A giant electronic publishing site for life sciences research in the United States could undermine the interests of authors, British academics fear, writes Kam Patel.

When mooted by the US National Institutes of Health, the scheme was heralded as a pioneering initiative with the potential to allow research to be distributed and accessed speedily at no cost to the user, overcoming the price barriers erected by commercial publishers. Critically, the scheme appeared to offer the prospect of authors being able to archive refereed and non-refereed material themselves.

But a statement this week from NIH director Harold Varmus has caused academics concern that the issue of self-archiving by authors has not been addressed.

Originally called E-Biomed, the scheme has now been renamed PubMed and expanded to cover agricultural and plant sciences as well as biomedicine.

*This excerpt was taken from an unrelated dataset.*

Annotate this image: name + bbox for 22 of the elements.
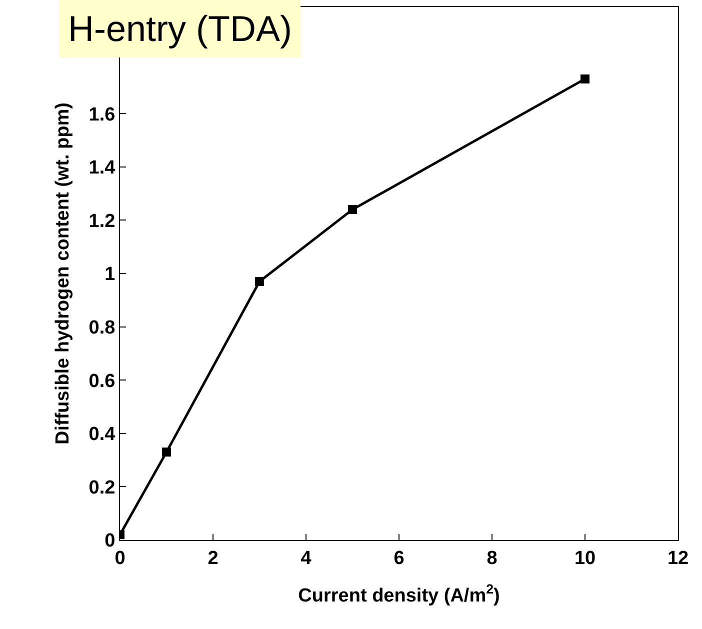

Dr Varmus said peer-reviewed reports will be provided to PubMed from "participating publishers and societies that have mediated the review process".

He said the plan is to make reports available through PubMed by January 2000 and urged "publishers, societies, editorial boards and other organisations" interested in depositing material in PubMed to contact the NIH.

Fred Friend, of the Standing Conference of National and University Libraries, is worried by the absence of "academics" and non-participating publishers and societies in the scenario for submitting papers to PubMed.

"It does seem the NIH is allowing publishers and other organisations to reassert their control over the preprint process and this may not be in the long-term interests of academics," he said.

Mr Friend said the original NIH scheme proposed that peer-reviewed articles would be sent in by editorial boards. But the latest comments from Dr Varmus suggest this will now be left to publishers.

"The statement recognises that this could lead to a delay in submission to PubMed for commercial not academic reasons," said Mr Friend. "Similarly, the non-reviewed submissions are now to be made by organisations more than by individuals and this could lead to the dead hand of bureaucracy delaying publication. I hope I am wrong, because PubMed could bring major benefits if it works well."

Southampton University's Stevan Harnad, founder of an online self-archive for the cognitive sciences, said: "We need more clarification from NIH on whether authors will be able to self-archive. The answer might turn out to be that only publishers will be able to archive refereed papers in PubMed."